Monday, October 31, 2011

hallowed, hollowed, obliterated by a memory

Just checking in here, guys, before the week starts again.  Happy Halloween, by the way!  I actually kind of hate this holiday, although I say that very good-naturedly right now.  This might come as a surprise to you since I spent two years of Fridays in costume, and it actually took me by surprise on Saturday night as my gypsy alter ego wiped down menus behind the hostess booth.  I was feeling relatively peaceful, just a little anxious about the SNOW (wtf?!) when suddenly I was obliterated by a memory.

The memory comes from this weird crash-scene of a Halloween two years ago, when everyone was out of their minds in nearly every way possible, and in costume.  I doubt if anyone could give you a clear and sensical account of anything that happened that night, because I don't think anything that happened was either clear or sensical.  There was a lot of love- and pain-induced delirium, a lot of people went M.I.A., and a few boulders were set to rolling that eventually changed everything.  And Halloween on the Hill was the Great Catalyst.

I'll spare you the disconnected details, because the only reason this particular college weekend is relevant now is that it blindsided me at work and I remembered why Halloween is complicated, and I remembered that it often makes me cry.  (I also noted no emails from Dean K asking me to be sensitive of Northfield residents, mapped no honor house strategy, and made no arrangements for transportation to the Slegion.  Halloween is different, and so far pretty sleety/snowy, in the real world.  Don't say I didn't warn you.)

It's hard to believe that October is over.  Winter is coming.  I might be spared some cricket-killing through the colder months.  National Novel Writing Month starts in about 23 hours.  I'm apprehensive, and totally pumped, to take my first real stab at fiction in years.  I should also warn you that if you graduated college with me, you will soon receive an email message asking you to send me stories about your life since graduation.  Yes, I am St. Olaf's 2011 Class Correspondent, and I can't believe how excited I am about that.  I guess vocation is often, at least in my case, scribbled in the margins.  I think I actually like it that way.

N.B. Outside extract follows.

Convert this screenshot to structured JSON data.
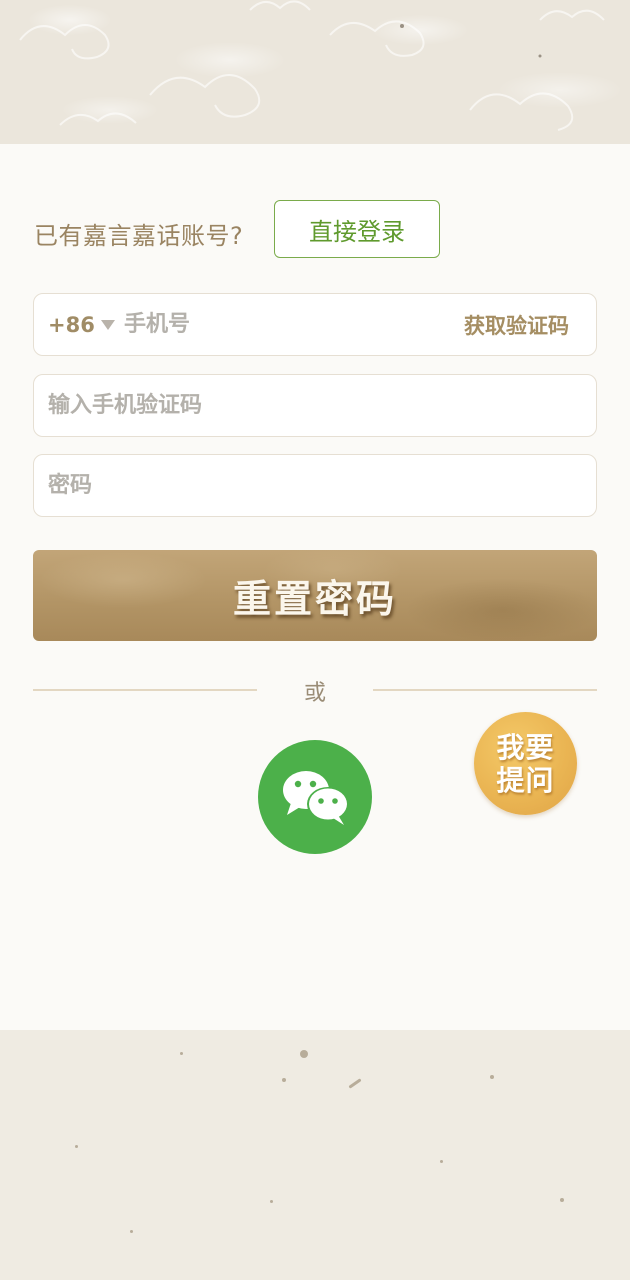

November also means I'll be 22 in a few weeks.  I already know what the banks are getting me this year: my student loan grace period ends right on my birthday, the day after Thanksgiving, in fact, and a month before Christmas.  Good timing, right?  Just so you all know, I won't be able to afford Christmas presents this year, so don't expect anything from me, 'kay?  Semi-kidding.  There are a lot of big purchases and payments on the horizon, so on top of my to-do list is figuring out how to organize my assets to do what I need them to do.  (I'm drafting a post on financial planning in my head as I speak, so don't worry about that yet.  I've got the DL.  Or at least some of it.)

I function well with a plan to move forward.  I suspect I will always regard the Summer of '11 as this idyllic break from "The Grind," from my uninterrupted push forward, forward, from my inability to stop and lie down and watch the fan blades go around instead of the hands on the clock.  Looking back, even that unbelievably carefree summer involved a lot of working toward something.  Peace of mind, maybe.  Strength of character.  I guess I spent a lot of time pulling together my frayed edges, and trying to contain and explain and come to terms with all the memories that can and will obliterate me at some point(s) along the way.  I think I succeeded.  And a little lesson in chucking crab apples at a tin roof never did anybody wrong.

Not that I can't ever be obliterated by a memory again.  In fact, it helps to remember that I will be obliterated by a memory again.  Because that means I survived the last one, and held onto my heart.